Now go to your home screen and touch an icon and hold it for a second or two. You will then see all icons wiggling. Web clips will show a black and white X on their corners. To delete a web clip, such as the one ZiPhone installs, simply click the X and delete.
Manually Add an English-Korean Dictionary
Korea is perhaps the 10th largest economy in the world, and yet iPod Touch does not include a Korean keyboard. I told you Apple sucked. Worse than that, you can’t install an English-Korean or Korean-English dictionary through the installer—at least, not yet. You have to do it manually.
First of all, install weDict via your iPod Touch Installer.
Next, what you’ll be doing is accessing your iPod Touch via the SSH protocol and copying files over. I did this using my Linux machine, however, you can do the same in Windows or Mac.
In Windows, you could download Putty or WinSCP to do it. If you can install the Terminal v100 app on your iPod Touch, you could use that. Initially, I could not install the Term-v100 on 1.1.4. Later, after added the repos above, I was able to. So, here I’m just describing what I did without that app.
To begin, download the English-Korean files from Stardict. They’ll be in a tarball, so if you haven’t got Linux, you’ll need a good zip program that can unzip the formats involved. On Linux, there is dictzip program you can get especially for this; otherwise, other archiving programs will do the job. I believer you can rename the *.dict.dz file to *.dict.gz to unzip. More instructions are here and here.

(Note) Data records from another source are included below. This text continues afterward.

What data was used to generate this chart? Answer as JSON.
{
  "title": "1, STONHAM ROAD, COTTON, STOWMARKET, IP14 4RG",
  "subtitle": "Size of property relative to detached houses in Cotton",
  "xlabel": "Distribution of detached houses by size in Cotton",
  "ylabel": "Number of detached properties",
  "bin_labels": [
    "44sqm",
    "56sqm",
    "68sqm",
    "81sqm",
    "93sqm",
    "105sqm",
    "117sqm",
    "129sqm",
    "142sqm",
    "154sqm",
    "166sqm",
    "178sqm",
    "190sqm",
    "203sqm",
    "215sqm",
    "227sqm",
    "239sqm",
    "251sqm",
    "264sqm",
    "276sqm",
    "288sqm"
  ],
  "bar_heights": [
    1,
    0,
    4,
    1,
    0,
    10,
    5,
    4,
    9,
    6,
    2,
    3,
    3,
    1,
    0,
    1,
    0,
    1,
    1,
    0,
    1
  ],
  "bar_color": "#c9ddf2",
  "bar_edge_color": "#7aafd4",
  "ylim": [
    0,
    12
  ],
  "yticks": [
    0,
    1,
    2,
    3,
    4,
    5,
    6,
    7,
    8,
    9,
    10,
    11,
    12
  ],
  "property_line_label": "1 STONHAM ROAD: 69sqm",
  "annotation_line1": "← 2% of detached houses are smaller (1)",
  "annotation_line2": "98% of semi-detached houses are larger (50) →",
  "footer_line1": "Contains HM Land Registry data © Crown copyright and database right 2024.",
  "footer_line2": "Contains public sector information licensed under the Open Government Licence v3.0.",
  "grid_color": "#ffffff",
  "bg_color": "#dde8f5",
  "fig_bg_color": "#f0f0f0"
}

Once unzipped, you only need the .dict and .idx files. For iPod Touch 1.1.3/4, these need to be copied to the /private/var/mobile/Library/weDict/ folder. For 1.1.1/2, copy them to the /private/var/root/Library/weDict/ folder. For people who don’t want to deal with the command line, I’d recommend using one of the windows programs above.
In Linux, I did this in a terminal window with the following instructions:
scp english-korean.dict root@192.168.0.9:english-korean.dict
and
scp english-korean.idx root@192.168.0.9:english-korean.xdx
Your Touch IP address may differ. You’ll have to got to your Wi-Fi settings to check what it is.
You’ll notice I didn’t nominate a directory to put them in. At the time, I wasn’t sure exactly where they were supposed to go, so I just got them onto the iPod first. Then I logged into the iPod and had a look around with this:
ssh root@192.168.0.9
If you have to logged on the username is of course “root” and the password is “alpine.” Don’t use “dottie” as specified on some sites. That is probably the password for earlier versions. For 1.1.4, use “alpine.”
I found where the weDict folder was and moved (mv) the english-korean.* files there. That’s all there is to it.
Now fire up weDict on your iPod and try a word to see if it gives you its Korean equivalent. If not, you’ll probably need to go into weDict’s settings and make sure there is a tick against “english-korean.”
Korean Keyboard
If you want to go the other way and search Korean-English direction, you’ll need a Korean keyboard. Unfortunately, this does not seem available to 1.1.4 users. You can install a Korean keyboard on iPod Touch 1.1.1 or 1.1.2, and instructions for that are on this site. If you can get a keyboard, then you can install the korean-english dictionary available on the Stardict site, in the same way as I’ve shown above.